Our body cannot produce OPC itself, so it has to be supplied by food. The OPC content in fruits develops only at the very end of the ripening process. Many of the fruits offered in shops have been picked in an unripe state and have in some cases been transported long distances. Unfortunately, we usually remove the skins from those fruits that contain the most OPC. Grape seeds are usually removed or swallowed whole, so that they have no effect on the body. If we want to benefit from the various effects of OPC, the only way to do so is often to take OPC in the form of capsules.

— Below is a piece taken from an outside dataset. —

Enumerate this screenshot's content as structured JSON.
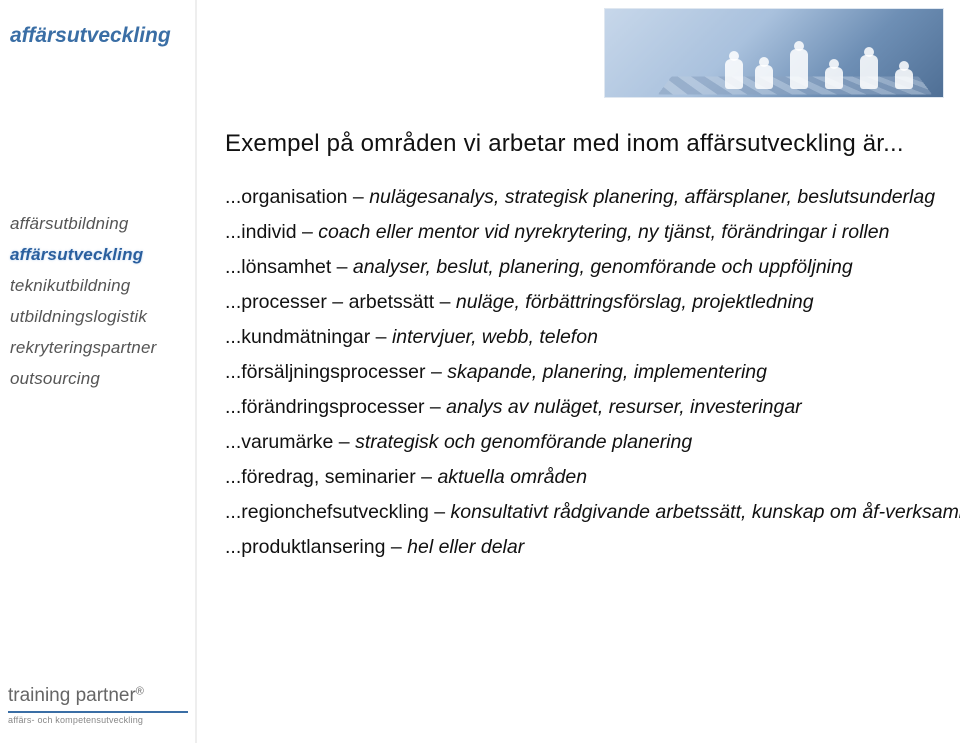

Another potent active ingredient from grapes is resveratrol
Resveratrol is mainly found in the grape skin, but in smaller amounts also in the rest of the vine plant, in the seeds, stems, vines and roots. Resveratrol belongs to the so-called polyphenols, which are known for their high antioxidant potency. Resveratrol has also been shown to have a pronounced antioxidant effect. The antioxidant effect is important for vascular protection in the heart and blood circulation. However, the brain is also known to suffer from excessive oxidative stress. Resveratrol, which crosses the blood-brain barrier, has also been shown to have a neuroprotective effect (protection of brain cells) in several in vivo studies in rats.
It also has an inhibitory effect on platelet aggregation (“clumping” of blood platelets), which is another important aspect of its protective effect on blood vessels. This is another important aspect of its protective effect on the blood vessels, as it can prevent thromboses and infarctions (heart, brain, etc.). Resveratrol also has anti-cancer and antifungal properties and increases fat burning.

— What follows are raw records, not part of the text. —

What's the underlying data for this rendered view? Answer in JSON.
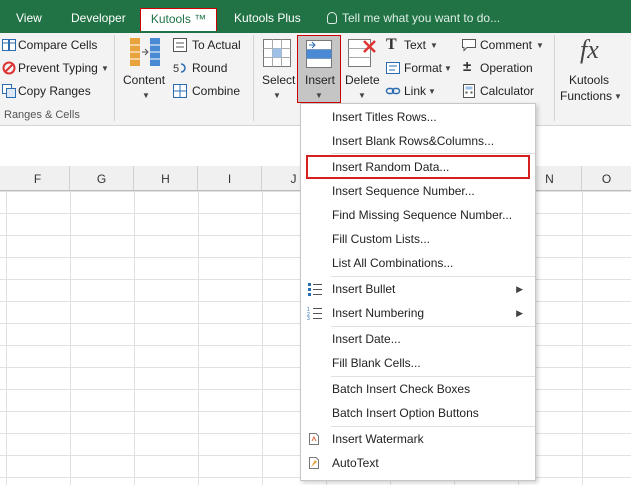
{
  "tabs": {
    "view": "View",
    "developer": "Developer",
    "kutools": "Kutools ™",
    "kutools_plus": "Kutools Plus",
    "tell_me": "Tell me what you want to do..."
  },
  "ribbon": {
    "compare_cells": "Compare Cells",
    "prevent_typing": "Prevent Typing",
    "copy_ranges": "Copy Ranges",
    "content": "Content",
    "to_actual": "To Actual",
    "round": "Round",
    "combine": "Combine",
    "select": "Select",
    "insert": "Insert",
    "delete": "Delete",
    "text": "Text",
    "format": "Format",
    "link": "Link",
    "comment": "Comment",
    "operation": "Operation",
    "calculator": "Calculator",
    "kutools_functions_1": "Kutools",
    "kutools_functions_2": "Functions",
    "fx": "fx",
    "group_label": "Ranges & Cells"
  },
  "columns": [
    "F",
    "G",
    "H",
    "I",
    "J",
    "N",
    "O"
  ],
  "menu": {
    "items": [
      "Insert Titles Rows...",
      "Insert Blank Rows&Columns...",
      "Insert Random Data...",
      "Insert Sequence Number...",
      "Find Missing Sequence Number...",
      "Fill Custom Lists...",
      "List All Combinations...",
      "Insert Bullet",
      "Insert Numbering",
      "Insert Date...",
      "Fill Blank Cells...",
      "Batch Insert Check Boxes",
      "Batch Insert Option Buttons",
      "Insert Watermark",
      "AutoText"
    ]
  },
  "colors": {
    "tab_bar": "#217346",
    "highlight_border": "#d42020"
  }
}
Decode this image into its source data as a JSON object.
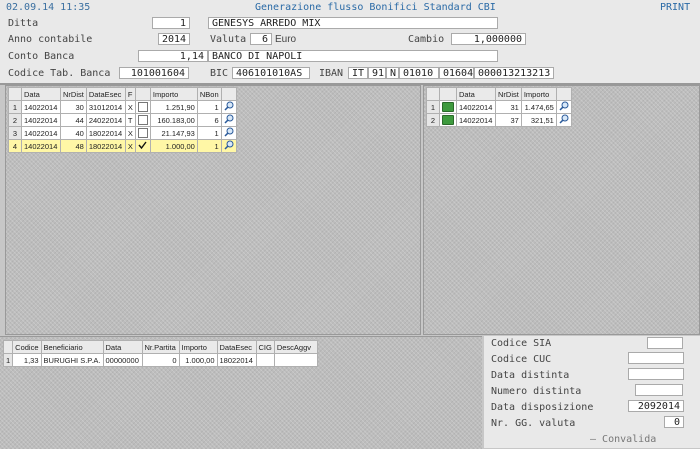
{
  "header": {
    "datetime": "02.09.14 11:35",
    "title": "Generazione flusso Bonifici Standard CBI",
    "print_label": "PRINT"
  },
  "form": {
    "ditta_label": "Ditta",
    "ditta_value": "1",
    "ditta_name": "GENESYS ARREDO MIX",
    "anno_label": "Anno contabile",
    "anno_value": "2014",
    "valuta_label": "Valuta",
    "valuta_value": "6",
    "valuta_name": "Euro",
    "cambio_label": "Cambio",
    "cambio_value": "1,000000",
    "conto_label": "Conto Banca",
    "conto_value": "1,14",
    "conto_name": "BANCO DI NAPOLI",
    "codtab_label": "Codice Tab. Banca",
    "codtab_value": "101001604",
    "bic_label": "BIC",
    "bic_value": "406101010AS",
    "iban_label": "IBAN",
    "iban_country": "IT",
    "iban_check": "91",
    "iban_cin": "N",
    "iban_abi": "01010",
    "iban_cab": "01604",
    "iban_account": "000013213213"
  },
  "grid_left": {
    "headers": [
      "Data",
      "NrDist",
      "DataEsec",
      "F",
      "Importo",
      "NBon"
    ],
    "rows": [
      {
        "n": "1",
        "data": "14022014",
        "nrdist": "30",
        "dataesec": "31012014",
        "f": "X",
        "importo": "1.251,90",
        "nbon": "1",
        "checked": false
      },
      {
        "n": "2",
        "data": "14022014",
        "nrdist": "44",
        "dataesec": "24022014",
        "f": "T",
        "importo": "160.183,00",
        "nbon": "6",
        "checked": false
      },
      {
        "n": "3",
        "data": "14022014",
        "nrdist": "40",
        "dataesec": "18022014",
        "f": "X",
        "importo": "21.147,93",
        "nbon": "1",
        "checked": false
      },
      {
        "n": "4",
        "data": "14022014",
        "nrdist": "48",
        "dataesec": "18022014",
        "f": "X",
        "importo": "1.000,00",
        "nbon": "1",
        "checked": true
      }
    ]
  },
  "grid_right": {
    "headers": [
      "Data",
      "NrDist",
      "Importo"
    ],
    "rows": [
      {
        "n": "1",
        "data": "14022014",
        "nrdist": "31",
        "importo": "1.474,65"
      },
      {
        "n": "2",
        "data": "14022014",
        "nrdist": "37",
        "importo": "321,51"
      }
    ]
  },
  "grid_bottom": {
    "headers": [
      "Codice",
      "Beneficiario",
      "Data",
      "Nr.Partita",
      "Importo",
      "DataEsec",
      "CIG",
      "DescAggv"
    ],
    "rows": [
      {
        "n": "1",
        "codice": "1,33",
        "beneficiario": "BURUGHI S.P.A.",
        "data": "00000000",
        "nrpartita": "0",
        "importo": "1.000,00",
        "dataesec": "18022014",
        "cig": "",
        "descaggv": ""
      }
    ]
  },
  "side": {
    "sia_label": "Codice SIA",
    "sia_value": "",
    "cuc_label": "Codice CUC",
    "cuc_value": "",
    "data_distinta_label": "Data  distinta",
    "data_distinta_value": "",
    "numero_distinta_label": "Numero distinta",
    "numero_distinta_value": "",
    "data_disposizione_label": "Data disposizione",
    "data_disposizione_value": "2092014",
    "gg_valuta_label": "Nr. GG. valuta",
    "gg_valuta_value": "0",
    "convalida_label": "Convalida"
  }
}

If a grape seed extract capsule also contains vitamin C, which is also a powerful antioxidant, this further enhances the effect of OPC and resveratrol and vice versa (synergistic effect).
- Heart attack
- High blood pressure
- Varicose Veins
- Swollen legs (edema)
- Increased cholesterol
- Glaucoma (high eye pressure)
- Cataract (cloudy lens)
- Damage caused by diabetes
- Aging process (e.g. of the skin)
- skin rashes (eczema, acne, psoriasis, allergies)
- Poor wound healing
- Hair Loss
- Arthritis (rheumatic joint inflammation)
- Rheumatic complaints
- Hay fever
- Lack of concentration
- Learning problems
- Tiredness, exhaustion
- Irregular period
- Menstrual cramps
- Climacteric complaints
Grape seed extract has a preventive or curative effect on the following diseases
Take 2-3 capsules of 300-400 mg grape seed extract a day, spread over the day, before meals.
There are no side effects. However, people who are taking anticoagulants (anticoagulants) should talk to their doctor about the possible strengthening effect of grape seed extract. The anticoagulants might be reduced, which could be a good thing. This “precautionary measure” does not apply to platelet aggregation inhibitors (e.g. Aspirin cardio).